Fundamentally, the crap is hitting the fan in Europe. It’s not going to be pretty from here on out in Europe as far as growth and production data is concerned. Recession has already hit in some of the Eurozone and will likely spread in the near-term. I’m very bearish on the euro’s fundamentals and the ability for Trichet to stay hawkish too much longer.

I think you can see where’ I’m going with all this. There’s a lot that could all go terribly wrong in the next few weeks and this means we all need to stay at the top of our game and manage risk with the precision of an orthopedic surgeon.
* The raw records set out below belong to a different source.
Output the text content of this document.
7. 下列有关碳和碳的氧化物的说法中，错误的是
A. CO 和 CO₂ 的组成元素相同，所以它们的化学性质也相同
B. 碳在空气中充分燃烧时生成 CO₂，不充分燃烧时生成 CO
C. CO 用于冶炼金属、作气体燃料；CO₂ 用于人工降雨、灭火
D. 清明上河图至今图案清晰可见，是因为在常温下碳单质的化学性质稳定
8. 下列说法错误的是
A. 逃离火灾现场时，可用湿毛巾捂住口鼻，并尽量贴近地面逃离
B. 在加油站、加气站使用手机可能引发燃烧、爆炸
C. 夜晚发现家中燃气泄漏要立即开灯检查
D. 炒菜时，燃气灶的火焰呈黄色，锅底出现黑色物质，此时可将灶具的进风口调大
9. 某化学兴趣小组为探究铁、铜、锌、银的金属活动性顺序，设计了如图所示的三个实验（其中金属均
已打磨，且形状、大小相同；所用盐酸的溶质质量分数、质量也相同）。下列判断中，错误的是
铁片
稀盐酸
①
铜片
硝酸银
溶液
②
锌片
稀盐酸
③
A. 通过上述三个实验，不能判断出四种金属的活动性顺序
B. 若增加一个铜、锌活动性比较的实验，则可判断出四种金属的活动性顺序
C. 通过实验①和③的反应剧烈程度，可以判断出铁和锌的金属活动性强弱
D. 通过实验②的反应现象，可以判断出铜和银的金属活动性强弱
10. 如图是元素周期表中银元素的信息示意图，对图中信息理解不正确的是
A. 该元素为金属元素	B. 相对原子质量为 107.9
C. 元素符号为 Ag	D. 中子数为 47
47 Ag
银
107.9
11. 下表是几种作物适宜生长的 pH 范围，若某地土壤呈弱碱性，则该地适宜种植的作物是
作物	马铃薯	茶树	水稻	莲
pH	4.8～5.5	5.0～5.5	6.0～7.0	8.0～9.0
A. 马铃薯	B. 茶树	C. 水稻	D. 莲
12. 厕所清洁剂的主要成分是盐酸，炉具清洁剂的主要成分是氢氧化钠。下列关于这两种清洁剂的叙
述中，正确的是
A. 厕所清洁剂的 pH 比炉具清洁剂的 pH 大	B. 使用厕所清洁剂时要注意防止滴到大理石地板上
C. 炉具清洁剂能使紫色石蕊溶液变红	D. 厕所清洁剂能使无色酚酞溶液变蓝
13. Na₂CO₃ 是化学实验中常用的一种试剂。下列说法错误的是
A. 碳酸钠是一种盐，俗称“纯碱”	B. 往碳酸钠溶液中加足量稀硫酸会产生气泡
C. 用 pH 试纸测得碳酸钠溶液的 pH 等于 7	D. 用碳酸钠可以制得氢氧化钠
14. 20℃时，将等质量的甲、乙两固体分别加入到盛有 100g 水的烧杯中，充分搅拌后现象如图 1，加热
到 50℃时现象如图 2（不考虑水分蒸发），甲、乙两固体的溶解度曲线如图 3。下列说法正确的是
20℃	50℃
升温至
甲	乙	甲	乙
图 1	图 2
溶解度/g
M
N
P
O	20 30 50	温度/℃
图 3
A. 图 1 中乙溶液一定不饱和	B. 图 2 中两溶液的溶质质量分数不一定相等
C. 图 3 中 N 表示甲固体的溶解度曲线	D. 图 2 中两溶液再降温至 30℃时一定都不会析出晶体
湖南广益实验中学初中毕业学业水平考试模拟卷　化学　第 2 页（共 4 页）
For me, the worst case scenario is that I just went off the deep end a little bit and over analyzed all the markets and erred on the side of strict risk and money management.

Last night we were watching the women’s 4X400 relay race and it was a classic. It came down to the last lap and the last few meters. The Russians were in the lead coming down the homestretch. Right towards the end of the race the camera caught the last Russian sprinter do something that likely cost her team the gold medal.

The sprinter took her eyes off the finish line and looked up to the video board to see how close the U.S. sprinter was. It was at that point that the Russian lost the race and the U.S. sprinter took control to win the gold for her team.

The exact same thing can happen in this market. Being careful with your trading and with your risk management strategies will be key in order to survive the next few weeks. I’m not even going to waste my time or energy trying to call a top or bottom under these conditions. It’s pointless in my opinion and it wouldn’t serve any purpose to how I actually trade the market. MIG, a broker from Switzerland made a bold call on the EUR/USD’s near-term range – 1.4300 to 1.7000. Now, that’s a way to take a stand and narrow things down…

It’s pretty simple… the markets are going to be razor thin between now and the first week of September. The price swings will likely be volatile and extended at times. Prices will be moved by data, commodities, Fed and ECB, and any geo-political events, so those are the areas I’m to stay focused on.

Be smart with your trades and please do not overlevarage.